Quotes tagged as "development-of-civilization" Showing 1-7 of 7
E.M. Forster
“The feudal ownership of land did bring dignity, whereas the modern ownership of movables is reducing us again to a nomadic horde. We are reverting to the civilisation of luggage, and historians of the future will note how the middle classes accreted possessions without taking root in the earth, and may find in this the secret of their imaginative poverty. The Schlegels were certainly the poorer for the loss of Wickham Place. It had helped to balance their lives, and almost to counsel them. Nor is their ground-landlord spiritually the richer. He has built flats on its site, his motor-cars grow swifter, his exposures of Socialism more trenchant. But he has spilt the precious distillation of the years, and no chemistry of his can give it back to society again.”
E.M. Forster, Howards End

Pyotr Kropotkin
“Each of the atoms composing what we call the Wealth of Nations owes its value to the fact that it is a part of the great whole. [. . .] Millions of human beings have laboured to create this civilization on which we pride ourselves to-day. Other millions, scattered through the globe, labour to maintain it. Without them nothing would be left in fifty years but ruins. [. . .] 카지노싸이트 and industry, knowledge and application, discovery and practical realization leading to new discoveries, cunning of brain and of hand, toil of mind and muscle — all work together. Each discovery, each advance, each increase in the sum of human riches, owes its being to the physical and mental travail of the past and the present.

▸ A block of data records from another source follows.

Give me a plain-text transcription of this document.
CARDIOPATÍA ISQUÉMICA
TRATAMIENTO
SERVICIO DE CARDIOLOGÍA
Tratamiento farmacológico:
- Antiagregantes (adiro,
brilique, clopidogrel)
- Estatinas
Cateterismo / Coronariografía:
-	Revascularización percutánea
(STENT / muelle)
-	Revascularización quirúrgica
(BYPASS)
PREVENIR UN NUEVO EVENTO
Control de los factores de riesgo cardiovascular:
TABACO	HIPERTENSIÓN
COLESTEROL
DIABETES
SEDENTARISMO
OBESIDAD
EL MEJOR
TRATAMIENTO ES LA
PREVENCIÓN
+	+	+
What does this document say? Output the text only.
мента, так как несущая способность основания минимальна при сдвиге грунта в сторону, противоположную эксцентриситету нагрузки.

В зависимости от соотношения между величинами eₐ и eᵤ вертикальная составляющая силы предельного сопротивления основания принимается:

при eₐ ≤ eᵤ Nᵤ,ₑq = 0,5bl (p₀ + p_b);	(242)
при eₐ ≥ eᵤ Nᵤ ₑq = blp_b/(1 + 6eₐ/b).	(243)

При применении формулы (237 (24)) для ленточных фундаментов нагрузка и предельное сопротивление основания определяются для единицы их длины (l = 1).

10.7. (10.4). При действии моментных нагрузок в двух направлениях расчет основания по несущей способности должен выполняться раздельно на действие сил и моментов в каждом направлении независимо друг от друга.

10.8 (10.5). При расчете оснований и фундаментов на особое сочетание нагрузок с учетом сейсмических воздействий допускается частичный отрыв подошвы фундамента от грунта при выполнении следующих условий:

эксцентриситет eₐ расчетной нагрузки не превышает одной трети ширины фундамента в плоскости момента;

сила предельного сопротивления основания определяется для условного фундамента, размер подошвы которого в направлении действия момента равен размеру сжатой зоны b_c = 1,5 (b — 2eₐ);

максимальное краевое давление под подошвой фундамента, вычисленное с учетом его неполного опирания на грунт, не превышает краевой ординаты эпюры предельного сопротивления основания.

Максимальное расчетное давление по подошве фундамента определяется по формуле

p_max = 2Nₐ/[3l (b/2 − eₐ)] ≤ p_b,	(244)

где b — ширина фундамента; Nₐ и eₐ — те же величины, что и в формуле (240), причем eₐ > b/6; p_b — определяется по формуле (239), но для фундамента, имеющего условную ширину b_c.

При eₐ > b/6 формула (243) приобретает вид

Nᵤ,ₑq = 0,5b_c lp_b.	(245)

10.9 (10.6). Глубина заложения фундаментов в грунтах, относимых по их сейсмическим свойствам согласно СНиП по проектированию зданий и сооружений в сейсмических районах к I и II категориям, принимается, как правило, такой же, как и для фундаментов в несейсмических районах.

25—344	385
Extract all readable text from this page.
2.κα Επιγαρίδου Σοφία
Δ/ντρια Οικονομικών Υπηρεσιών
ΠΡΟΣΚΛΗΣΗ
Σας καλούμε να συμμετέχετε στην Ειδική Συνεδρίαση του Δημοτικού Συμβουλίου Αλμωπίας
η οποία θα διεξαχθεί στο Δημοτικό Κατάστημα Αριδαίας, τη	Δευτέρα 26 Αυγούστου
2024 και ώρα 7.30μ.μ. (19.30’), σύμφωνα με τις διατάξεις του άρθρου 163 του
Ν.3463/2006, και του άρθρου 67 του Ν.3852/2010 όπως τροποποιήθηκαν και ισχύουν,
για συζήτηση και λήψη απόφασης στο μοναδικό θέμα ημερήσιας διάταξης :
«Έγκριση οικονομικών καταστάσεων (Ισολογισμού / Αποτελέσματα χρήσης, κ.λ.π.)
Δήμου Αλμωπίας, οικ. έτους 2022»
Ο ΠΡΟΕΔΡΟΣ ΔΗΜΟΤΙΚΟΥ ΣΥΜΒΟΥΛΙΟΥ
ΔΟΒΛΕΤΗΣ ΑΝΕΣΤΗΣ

By what right then can any one whatever appropriate the least morsel of this immense whole and say — This is mine, not yours?”
Pyotr Kropotkin, The Conquest of Bread

Vaclav Smil
“But if today's low-income countries are to move from poverty to an incipient affluence... then none of those factors could make a difference without the rising consumption of fuels and electricity: a decoupling of economic growth and energy consumption during early stages of modern economic development would defy the laws of thermodynamics." (p. 350, italics added)”
Vaclav Smil, Energy and Civilization: A History

Eraldo Banovac
“The development of civilization was marked by constant changes. This will continue – therefore, the future will belong to people ready for change.”
Eraldo Banovac

Eraldo Banovac
“The development of human civilization over the course of millennia was really fascinating. Let us imagine, however, how high a level of development could have been reached if all amazing ideas of the great minds of the past had been realized. Let us consider, for example, some ideas of Nikola
Tesla that have not been implemented as of yet.”
Eraldo Banovac

Eraldo Banovac
“Neither did the Iron Age period end due to the lack of iron, nor will the age of hydrocarbons end due to the lack of hydrocarbons. The reason lies in the development of human civilization because new knowledge leads mankind to a higher level.”
Eraldo Banovac

H.G. Wells
“An animal perfectly in harmony with its environment is a perfect mechanism. There is no intelligence where there is no change and no need of change. Only those animals partake of intelligence that have to meet a huge variety of needs and dangers.”